= Dave Costa (offensive lineman) =

American gridiron football player (born 1978)

David C. Costa (born September 8, 1978, in Erie, Pennsylvania) is a former NFL and Canadian Football League offensive lineman. Costa attended Ellwood City High School (Wolverines) in Pennsylvania, and was a four-year letterman in football. He was named the Team M.V.P. as a senior.

After graduating from the University of Wisconsin (Badgers), (where Costa was a member of 2 Rose bowl winning teams), Costa had played for San Francisco 49ers (2001–2002) and attended camp with Tennessee Titans and Pittsburgh Steelers. Costa spent a year in Europe (with the Scottish Claymores, 2003), and in the CFL for the Toronto Argonauts (2004–2007) and was a member of the 2004 Grey Cup Champion team. Costa ended his CFL career with Calgary.

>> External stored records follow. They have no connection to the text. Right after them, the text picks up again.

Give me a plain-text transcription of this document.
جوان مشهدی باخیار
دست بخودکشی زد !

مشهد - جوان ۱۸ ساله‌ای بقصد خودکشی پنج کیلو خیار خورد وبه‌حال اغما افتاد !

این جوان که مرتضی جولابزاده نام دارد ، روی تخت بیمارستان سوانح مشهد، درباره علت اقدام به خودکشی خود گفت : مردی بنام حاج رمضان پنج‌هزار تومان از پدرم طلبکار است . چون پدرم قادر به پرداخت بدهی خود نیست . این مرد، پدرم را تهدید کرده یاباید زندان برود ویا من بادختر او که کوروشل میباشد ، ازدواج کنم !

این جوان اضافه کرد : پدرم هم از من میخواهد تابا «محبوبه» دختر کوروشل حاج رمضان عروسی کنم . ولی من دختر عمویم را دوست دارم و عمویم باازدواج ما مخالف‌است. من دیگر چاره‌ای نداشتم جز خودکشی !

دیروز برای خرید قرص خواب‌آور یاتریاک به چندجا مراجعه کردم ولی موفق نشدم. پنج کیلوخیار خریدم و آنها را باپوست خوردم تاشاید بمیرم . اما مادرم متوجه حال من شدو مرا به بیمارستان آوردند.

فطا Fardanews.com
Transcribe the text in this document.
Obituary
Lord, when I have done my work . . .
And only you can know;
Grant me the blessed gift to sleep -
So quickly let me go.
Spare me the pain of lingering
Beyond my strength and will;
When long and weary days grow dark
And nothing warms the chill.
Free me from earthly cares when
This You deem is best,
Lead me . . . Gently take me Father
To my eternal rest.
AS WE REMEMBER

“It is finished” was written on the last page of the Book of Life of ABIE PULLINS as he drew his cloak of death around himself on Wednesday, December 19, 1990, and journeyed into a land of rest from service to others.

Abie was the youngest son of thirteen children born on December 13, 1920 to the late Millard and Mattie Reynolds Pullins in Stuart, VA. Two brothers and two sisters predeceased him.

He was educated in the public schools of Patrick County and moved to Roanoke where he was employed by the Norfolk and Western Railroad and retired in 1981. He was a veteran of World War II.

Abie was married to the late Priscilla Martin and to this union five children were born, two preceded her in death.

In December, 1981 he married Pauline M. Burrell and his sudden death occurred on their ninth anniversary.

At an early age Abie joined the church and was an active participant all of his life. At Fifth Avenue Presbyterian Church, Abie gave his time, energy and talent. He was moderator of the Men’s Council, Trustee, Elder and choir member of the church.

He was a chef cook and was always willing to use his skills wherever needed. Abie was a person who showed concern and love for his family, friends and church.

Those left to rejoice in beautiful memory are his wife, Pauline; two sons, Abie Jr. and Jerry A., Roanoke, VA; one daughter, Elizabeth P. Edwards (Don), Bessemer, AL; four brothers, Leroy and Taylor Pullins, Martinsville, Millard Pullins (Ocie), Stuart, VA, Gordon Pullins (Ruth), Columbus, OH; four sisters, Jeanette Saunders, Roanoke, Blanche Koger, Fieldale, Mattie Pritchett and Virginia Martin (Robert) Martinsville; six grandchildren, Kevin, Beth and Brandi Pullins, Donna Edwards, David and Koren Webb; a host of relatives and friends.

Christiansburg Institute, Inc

Upon retirement from pro football, Dave attended and graduated from The Center of Emergency Medicine and is a Nationally registered Paramedic. Costa was employed by the City of Pittsburgh (PA.), Department of Public Safety, Emergency Medical Services, where he held the position of Paramedic. Costa later became a Firefighter with the City of Pittsburgh. Costa and his wife, a Pittsburgh police officer, had three children.